In one of my recent project I have to leverage Distributed dataparallel/dataparallel due to the memory constraint. But simply wrapping up the model with DP/DDP and training it lead to a slightly worse performance than the original single card training (exact same setting).
Would it be possible to close this gap? Or, more specifically, what are the differences under the hood (e.g. Batchnorm should be replaced with SyncBatchnorm, etc.)
@zxhuang1698 can you clarify a bit about your question, i’m not sure I get it, are you specifically referring to DistributedDataParallel?
In usual cases, Distributed training usually requires communication to sync model’s gradients and thus usually it is not linear scaling compared to local training.
@wanchaol sorry for the confusion. For performance, I do not mean the computational efficiency, rather I am talking about the performance of the task (e.g. loss, accuracy, IOU, etc.)
In the ideal case, I would assume training on multiple cards should lead to the same e.g. loss curve as training on a single card.
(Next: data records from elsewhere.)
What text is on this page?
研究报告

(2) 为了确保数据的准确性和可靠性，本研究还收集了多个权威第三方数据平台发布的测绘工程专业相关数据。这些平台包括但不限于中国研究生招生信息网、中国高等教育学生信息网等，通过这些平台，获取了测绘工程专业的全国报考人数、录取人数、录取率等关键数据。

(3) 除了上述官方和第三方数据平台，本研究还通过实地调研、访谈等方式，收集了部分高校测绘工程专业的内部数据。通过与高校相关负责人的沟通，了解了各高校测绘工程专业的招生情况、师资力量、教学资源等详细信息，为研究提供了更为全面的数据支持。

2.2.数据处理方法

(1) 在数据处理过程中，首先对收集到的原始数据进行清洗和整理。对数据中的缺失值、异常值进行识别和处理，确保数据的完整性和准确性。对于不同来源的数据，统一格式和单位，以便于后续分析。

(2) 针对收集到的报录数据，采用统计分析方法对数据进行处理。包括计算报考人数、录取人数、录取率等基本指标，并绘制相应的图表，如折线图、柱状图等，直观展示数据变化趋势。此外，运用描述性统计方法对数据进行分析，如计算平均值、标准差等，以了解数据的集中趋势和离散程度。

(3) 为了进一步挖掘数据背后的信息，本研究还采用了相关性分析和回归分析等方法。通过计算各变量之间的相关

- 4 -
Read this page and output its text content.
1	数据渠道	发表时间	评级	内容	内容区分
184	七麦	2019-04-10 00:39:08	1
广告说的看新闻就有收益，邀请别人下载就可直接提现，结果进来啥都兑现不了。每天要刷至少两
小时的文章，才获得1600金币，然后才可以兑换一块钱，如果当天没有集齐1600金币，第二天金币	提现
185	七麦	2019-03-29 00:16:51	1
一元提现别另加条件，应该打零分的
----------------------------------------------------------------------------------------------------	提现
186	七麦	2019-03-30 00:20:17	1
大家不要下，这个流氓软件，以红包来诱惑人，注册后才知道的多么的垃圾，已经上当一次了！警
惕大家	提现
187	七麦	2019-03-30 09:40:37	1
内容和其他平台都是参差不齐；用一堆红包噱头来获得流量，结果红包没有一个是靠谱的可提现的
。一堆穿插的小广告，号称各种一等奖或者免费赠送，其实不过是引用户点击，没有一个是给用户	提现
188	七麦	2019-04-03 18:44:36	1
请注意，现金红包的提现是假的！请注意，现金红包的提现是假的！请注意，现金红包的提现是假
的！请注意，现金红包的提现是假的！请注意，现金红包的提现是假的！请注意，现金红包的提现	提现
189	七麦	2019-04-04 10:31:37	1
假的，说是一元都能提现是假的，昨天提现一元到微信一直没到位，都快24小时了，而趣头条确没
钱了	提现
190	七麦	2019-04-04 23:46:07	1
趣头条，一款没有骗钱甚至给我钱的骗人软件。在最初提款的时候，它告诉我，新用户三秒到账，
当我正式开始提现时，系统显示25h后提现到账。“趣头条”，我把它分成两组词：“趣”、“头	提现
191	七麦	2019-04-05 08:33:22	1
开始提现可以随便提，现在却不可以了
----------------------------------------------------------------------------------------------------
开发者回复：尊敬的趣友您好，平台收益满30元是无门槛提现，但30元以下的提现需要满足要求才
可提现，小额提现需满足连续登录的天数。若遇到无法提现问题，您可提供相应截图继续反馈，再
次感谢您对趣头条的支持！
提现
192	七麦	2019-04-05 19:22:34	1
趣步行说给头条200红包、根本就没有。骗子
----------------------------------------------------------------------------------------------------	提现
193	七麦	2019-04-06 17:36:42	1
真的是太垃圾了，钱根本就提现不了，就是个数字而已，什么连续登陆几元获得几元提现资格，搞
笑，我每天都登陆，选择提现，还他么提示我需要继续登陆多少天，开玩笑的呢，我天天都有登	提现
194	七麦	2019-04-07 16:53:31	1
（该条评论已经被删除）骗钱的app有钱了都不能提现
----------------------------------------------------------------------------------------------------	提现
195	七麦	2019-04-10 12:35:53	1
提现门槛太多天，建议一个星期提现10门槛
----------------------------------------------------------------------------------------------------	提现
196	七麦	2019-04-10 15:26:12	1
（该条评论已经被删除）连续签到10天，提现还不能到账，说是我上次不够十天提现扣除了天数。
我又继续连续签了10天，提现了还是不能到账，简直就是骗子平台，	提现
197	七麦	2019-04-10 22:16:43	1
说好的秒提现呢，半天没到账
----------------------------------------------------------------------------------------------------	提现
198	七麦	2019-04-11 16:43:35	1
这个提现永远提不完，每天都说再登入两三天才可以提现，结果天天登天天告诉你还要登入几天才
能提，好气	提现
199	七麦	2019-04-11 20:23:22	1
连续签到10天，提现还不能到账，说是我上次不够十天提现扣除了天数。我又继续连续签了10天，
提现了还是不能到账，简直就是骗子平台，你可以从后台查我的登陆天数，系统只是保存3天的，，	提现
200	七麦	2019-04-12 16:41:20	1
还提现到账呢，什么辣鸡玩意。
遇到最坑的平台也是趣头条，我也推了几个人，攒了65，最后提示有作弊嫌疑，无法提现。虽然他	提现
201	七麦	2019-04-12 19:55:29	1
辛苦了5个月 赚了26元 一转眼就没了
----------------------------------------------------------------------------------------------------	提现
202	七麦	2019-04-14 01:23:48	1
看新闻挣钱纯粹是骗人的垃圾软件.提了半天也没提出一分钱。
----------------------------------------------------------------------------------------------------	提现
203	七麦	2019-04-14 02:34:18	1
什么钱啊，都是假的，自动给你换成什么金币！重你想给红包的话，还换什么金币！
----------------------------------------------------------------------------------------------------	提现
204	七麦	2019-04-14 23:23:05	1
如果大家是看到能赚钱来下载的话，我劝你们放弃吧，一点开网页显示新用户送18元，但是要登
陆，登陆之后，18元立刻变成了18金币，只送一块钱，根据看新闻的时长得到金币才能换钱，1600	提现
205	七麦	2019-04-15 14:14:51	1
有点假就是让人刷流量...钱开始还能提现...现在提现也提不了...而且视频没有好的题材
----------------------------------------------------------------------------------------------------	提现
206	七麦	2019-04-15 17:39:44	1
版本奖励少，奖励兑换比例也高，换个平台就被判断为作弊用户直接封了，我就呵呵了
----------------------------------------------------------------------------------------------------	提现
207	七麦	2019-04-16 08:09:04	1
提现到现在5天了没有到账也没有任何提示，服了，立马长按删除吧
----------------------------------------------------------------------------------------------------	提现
I know randomness exists, but I do see multi-gpu models (both DP and DDP) perform worse than single-gpu models constantly in my setup, where they share the exact same training configs. So I am wondering whether there are any behaviors of DP/DDP that can cause such gap.
For example, I remember DP/DDP do not handle batchnorm in a synchronized way by default, where they calculate statistics on each card locally. This might cause performance to degrade when batchsize is small. Say we have a batchsize of 8 and four cards, then the batch statistics are calculated with an effective batchsize of 2 and can have high variance, compared to training the same model on a single card of batchsize 8.